The hardware experimental environment uses Xilinx FPGA xc5vlx50t-1ff1136 to verify SPS architecture. The software experimental environment uses Xilinx ISE 12.3 and the analysis tools use Modelsim 6.6, Xilinx Chipscope ILA, and Xpower 12.3, which are supported by Xilinx. The test experimental environment uses 2 × 2 mesh and - routing; the PC have 4 VCs to access flits. The power consumption distribution is illustrated in Figure 18; the number of test packets is from 100 to 10000. The packet format is flit and packet length is 18 bits.
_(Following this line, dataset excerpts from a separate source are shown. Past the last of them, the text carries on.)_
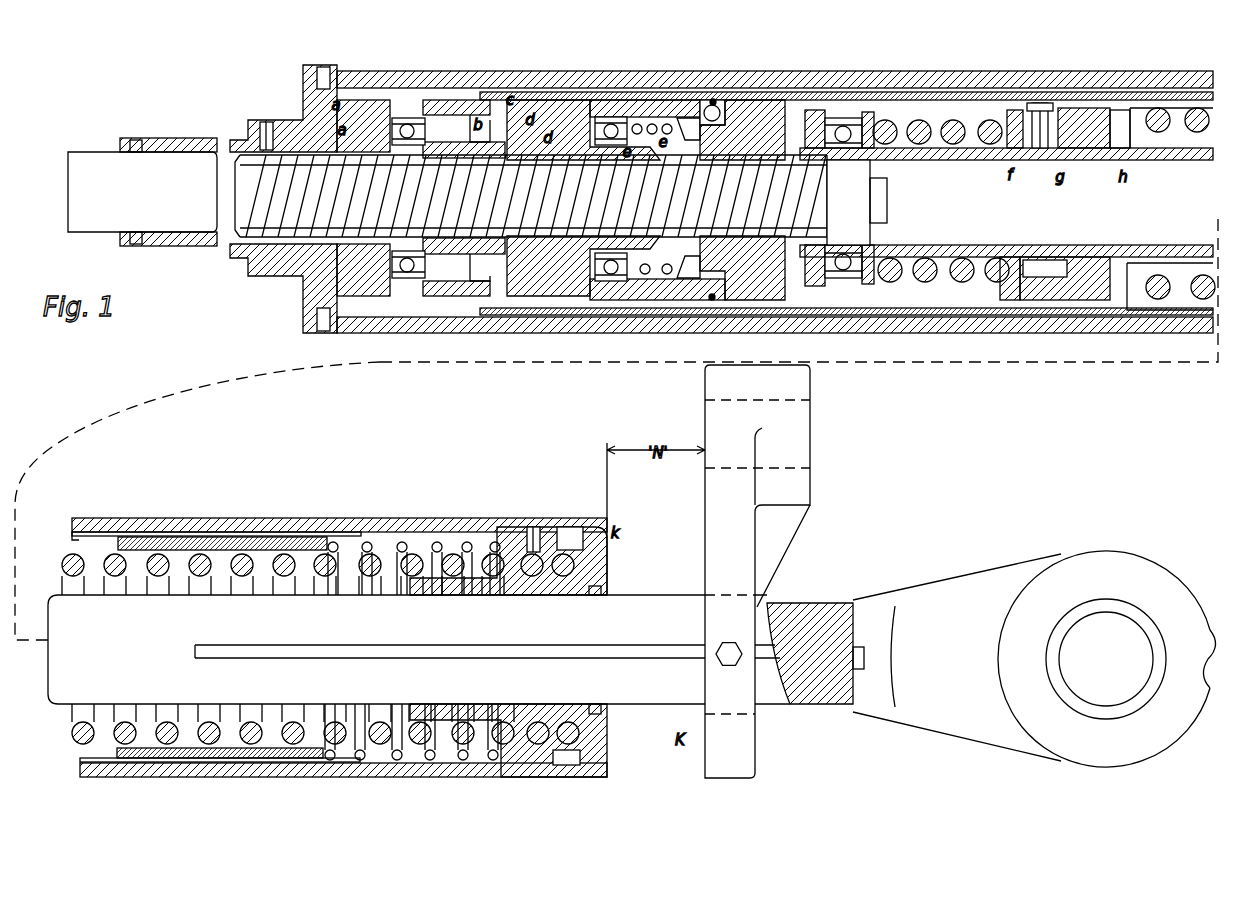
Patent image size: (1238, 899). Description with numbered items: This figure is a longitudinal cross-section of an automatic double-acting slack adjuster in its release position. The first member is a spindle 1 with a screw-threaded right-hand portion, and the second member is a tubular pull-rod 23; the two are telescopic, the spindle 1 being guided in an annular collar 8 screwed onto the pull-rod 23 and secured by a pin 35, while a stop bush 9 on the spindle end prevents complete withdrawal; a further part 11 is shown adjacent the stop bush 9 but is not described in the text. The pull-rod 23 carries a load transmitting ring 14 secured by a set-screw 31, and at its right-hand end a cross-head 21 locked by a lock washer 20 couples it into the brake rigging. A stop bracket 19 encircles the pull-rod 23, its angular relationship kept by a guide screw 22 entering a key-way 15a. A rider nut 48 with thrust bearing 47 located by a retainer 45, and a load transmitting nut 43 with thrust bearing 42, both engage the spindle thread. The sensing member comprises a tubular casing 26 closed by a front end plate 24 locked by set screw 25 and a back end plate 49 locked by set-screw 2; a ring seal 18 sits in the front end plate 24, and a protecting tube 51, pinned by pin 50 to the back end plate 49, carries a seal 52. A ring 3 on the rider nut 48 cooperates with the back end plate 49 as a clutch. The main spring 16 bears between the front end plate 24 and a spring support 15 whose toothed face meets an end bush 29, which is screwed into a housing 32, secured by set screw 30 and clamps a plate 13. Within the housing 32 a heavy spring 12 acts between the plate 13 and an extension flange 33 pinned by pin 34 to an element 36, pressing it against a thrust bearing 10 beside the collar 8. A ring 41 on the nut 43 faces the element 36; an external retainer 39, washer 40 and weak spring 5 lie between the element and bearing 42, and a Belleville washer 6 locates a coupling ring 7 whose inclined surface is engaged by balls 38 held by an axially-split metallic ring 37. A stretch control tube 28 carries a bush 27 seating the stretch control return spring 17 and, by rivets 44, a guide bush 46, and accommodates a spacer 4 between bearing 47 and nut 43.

The spindle 1 is at (170, 217).
The set-screw 2 is at (322, 331).
The ring 3 is at (345, 296).
The spacer 4 is at (487, 289).
The weak spring 5 is at (612, 281).
The Belleville washer 6 is at (660, 275).
The coupling ring 7 is at (710, 300).
The annular collar 8 is at (762, 300).
The stop bush 9 is at (838, 245).
The thrust bearing 10 is at (845, 278).
The collar key 11 is at (878, 223).
The heavy spring 12 is at (965, 257).
The plate 13 is at (1010, 300).
The load transmitting ring 14 is at (1040, 300).
The spring support 15 is at (1133, 310).
The key-way 15a is at (262, 660).
The main spring 16 is at (375, 745).
The stretch control return spring 17 is at (430, 760).
The ring seal 18 is at (602, 712).
The stop bracket 19 is at (725, 778).
The lock washer 20 is at (848, 706).
The cross-head 21 is at (975, 730).
The guide screw 22 is at (736, 645).
The tubular pull-rod 23 is at (640, 627).
The front end plate 24 is at (598, 527).
The set screw 25 is at (533, 527).
The tubular casing 26 is at (410, 520).
The bush 27 is at (323, 540).
The stretch control tube 28 is at (98, 534).
The end bush 29 is at (1085, 108).
The set screw 30 is at (1040, 103).
The set-screw 31 is at (1012, 110).
The housing 32 is at (953, 120).
The extension flange 33 is at (870, 112).
The pin 34 is at (845, 118).
The pin 35 is at (813, 110).
The element 36 is at (758, 110).
The axially-split metallic ring 37 is at (690, 101).
The balls 38 is at (714, 101).
The external retainer 39 is at (688, 118).
The washer 40 is at (655, 124).
The ring 41 is at (637, 124).
The thrust bearing 42 is at (608, 117).
The load transmitting nut 43 is at (560, 125).
The rivets 44 is at (478, 100).
The retainer 45 is at (428, 142).
The guide bush 46 is at (440, 78).
The thrust bearing 47 is at (405, 118).
The rider nut 48 is at (362, 118).
The back end plate 49 is at (300, 120).
The pin 50 is at (264, 122).
The protecting tube 51 is at (180, 140).
The seal 52 is at (138, 141).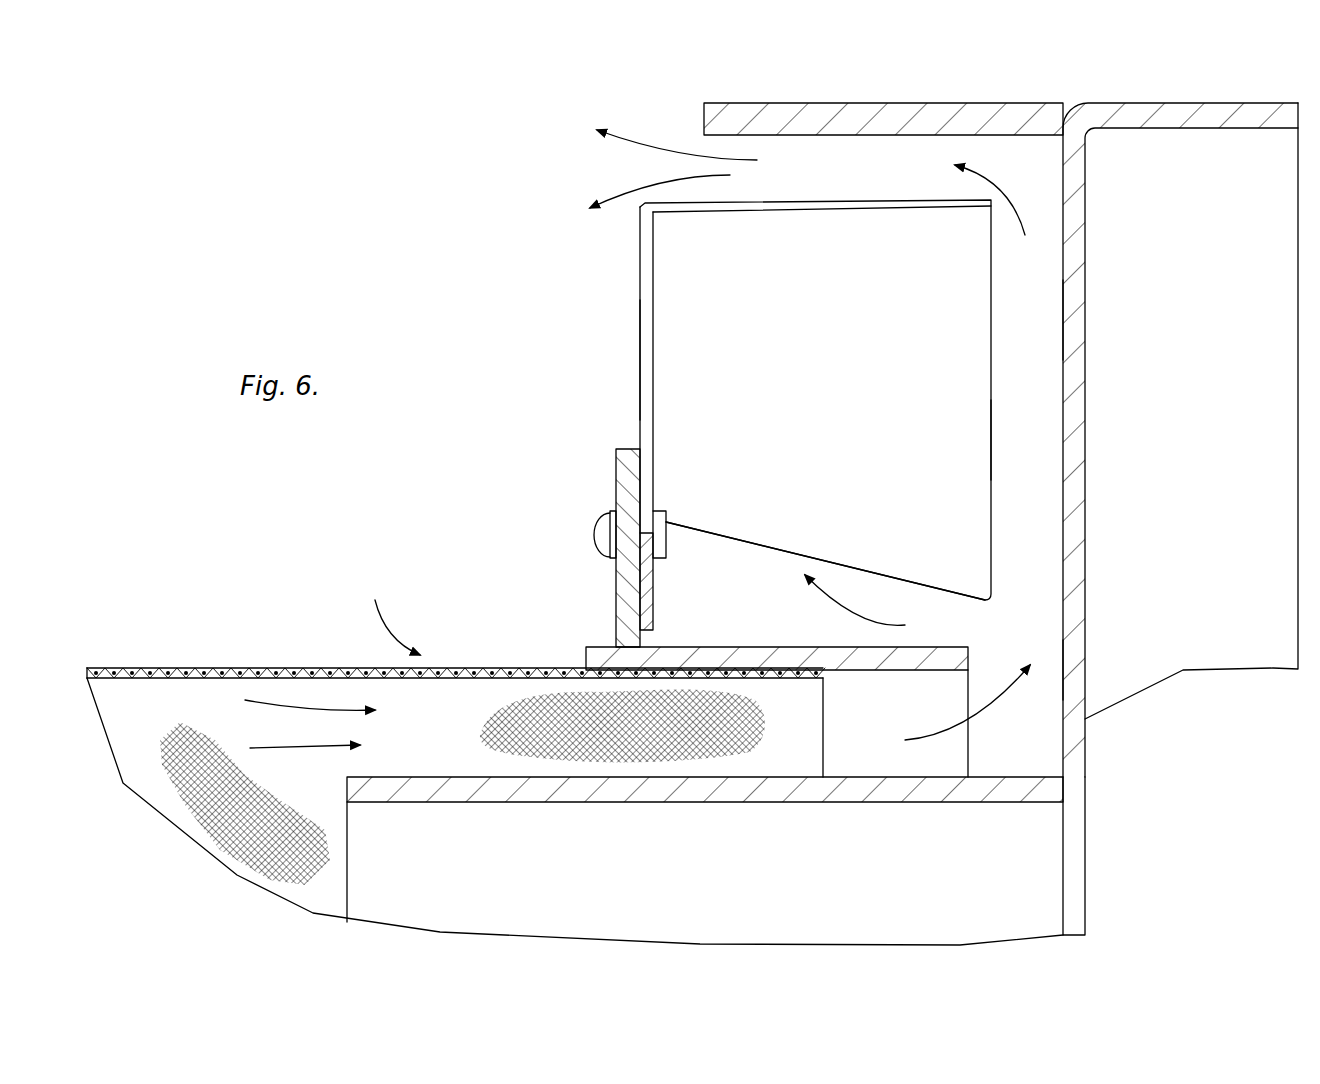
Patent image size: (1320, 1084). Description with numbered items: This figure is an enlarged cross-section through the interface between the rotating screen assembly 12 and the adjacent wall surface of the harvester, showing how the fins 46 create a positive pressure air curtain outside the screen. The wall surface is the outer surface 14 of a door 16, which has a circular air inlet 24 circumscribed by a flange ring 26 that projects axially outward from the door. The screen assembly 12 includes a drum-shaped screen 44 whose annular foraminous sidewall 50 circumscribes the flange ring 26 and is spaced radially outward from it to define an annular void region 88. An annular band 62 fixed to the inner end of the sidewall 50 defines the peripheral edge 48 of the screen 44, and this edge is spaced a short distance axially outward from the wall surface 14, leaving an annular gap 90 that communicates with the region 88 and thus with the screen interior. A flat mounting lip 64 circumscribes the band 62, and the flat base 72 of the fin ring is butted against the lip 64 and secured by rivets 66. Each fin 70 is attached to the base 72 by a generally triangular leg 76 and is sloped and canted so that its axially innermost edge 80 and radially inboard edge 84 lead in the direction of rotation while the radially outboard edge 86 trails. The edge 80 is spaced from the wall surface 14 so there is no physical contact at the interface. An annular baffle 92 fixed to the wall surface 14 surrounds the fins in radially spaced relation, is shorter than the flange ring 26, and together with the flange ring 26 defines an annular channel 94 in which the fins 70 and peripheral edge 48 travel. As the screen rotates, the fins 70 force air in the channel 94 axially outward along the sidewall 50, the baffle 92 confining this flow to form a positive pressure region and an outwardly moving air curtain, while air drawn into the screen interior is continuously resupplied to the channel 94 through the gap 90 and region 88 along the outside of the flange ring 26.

The screen assembly 12 is at (440, 570).
The outer surface 14 is at (1062, 452).
The door 16 is at (1215, 103).
The air inlet 24 is at (1075, 860).
The flange ring 26 is at (615, 797).
The screen 44 is at (155, 665).
The fins 46 is at (632, 265).
The peripheral edge 48 is at (968, 655).
The sidewall 50 is at (298, 668).
The band 62 is at (705, 655).
The mounting lip 64 is at (628, 588).
The rivets 66 is at (604, 530).
The fin 70 is at (820, 195).
The base 72 is at (648, 590).
The leg 76 is at (645, 355).
The axially innermost edge 80 is at (991, 437).
The radially inboard edge 84 is at (755, 545).
The radially outboard edge 86 is at (745, 205).
The annular void region 88 is at (790, 745).
The annular gap 90 is at (1050, 668).
The baffle 92 is at (848, 112).
The channel 94 is at (1042, 330).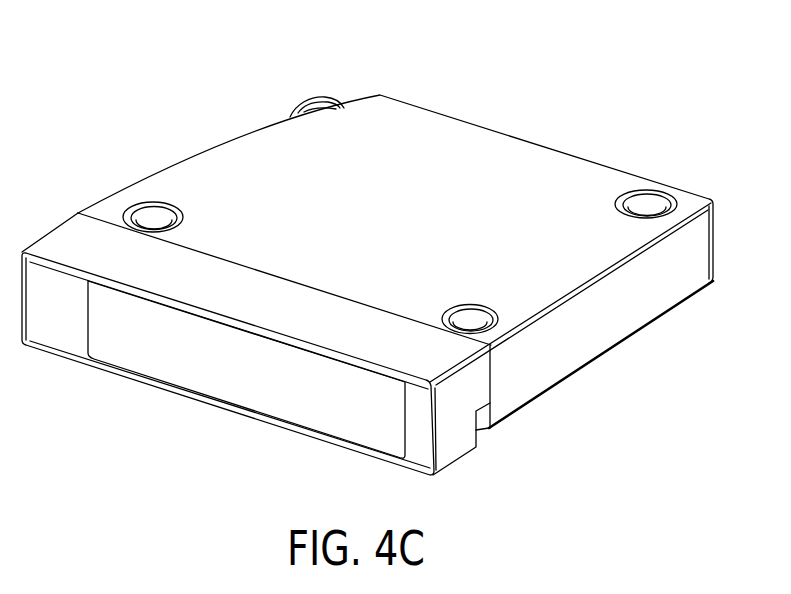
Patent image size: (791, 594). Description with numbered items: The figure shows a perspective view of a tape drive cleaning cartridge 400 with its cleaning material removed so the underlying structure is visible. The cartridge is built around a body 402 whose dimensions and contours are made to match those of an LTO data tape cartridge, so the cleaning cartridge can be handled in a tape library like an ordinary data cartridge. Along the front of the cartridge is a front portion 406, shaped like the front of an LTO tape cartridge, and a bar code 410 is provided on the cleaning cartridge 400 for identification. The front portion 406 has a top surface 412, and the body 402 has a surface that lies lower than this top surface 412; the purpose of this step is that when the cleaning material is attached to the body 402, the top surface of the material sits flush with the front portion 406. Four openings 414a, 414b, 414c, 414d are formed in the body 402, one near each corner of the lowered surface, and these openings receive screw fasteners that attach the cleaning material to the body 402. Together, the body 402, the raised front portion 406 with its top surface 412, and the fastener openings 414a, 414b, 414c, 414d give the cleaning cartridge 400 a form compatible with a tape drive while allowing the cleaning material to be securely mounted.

The tape drive cleaning cartridge 400 is at (570, 82).
The body 402 is at (495, 147).
The front portion 406 is at (248, 302).
The bar code 410 is at (70, 240).
The top surface 412 is at (547, 265).
The opening 414a is at (467, 317).
The opening 414b is at (648, 203).
The opening 414c is at (152, 218).
The opening 414d is at (312, 100).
Comparing related works, as shown in Table 1, IntelliBuffer [2], adaptive data compression [3], and buffer clock-gating [10], the proposed method reduces 37.31%, 45.79%, and 19.26% on power consumption, respectively, and reduces 49.4%, 25.5% and 14.4% on area, respectively.

6. Conclusions

The Smart Power-Saving (SPS) architecture for network-on-chip was presented. A clock control circuit and SPS algorithm are demonstrated to reduce the power consumption on the NoC architecture. From experimental results, the proposed SPS architecture is more efficient to reduce the power consumption than IntelliBuffer [1], adaptive data compression [3], and buffer clock-gating [10] in the NoC architecture.

Conflict of Interests

The authors declare that there is no conflict of interests regarding the publication of this paper.

Acknowledgment

The authors would like to thank the Ministry of Science and Technology of the Republic of China, Taiwan, for partially supporting this research.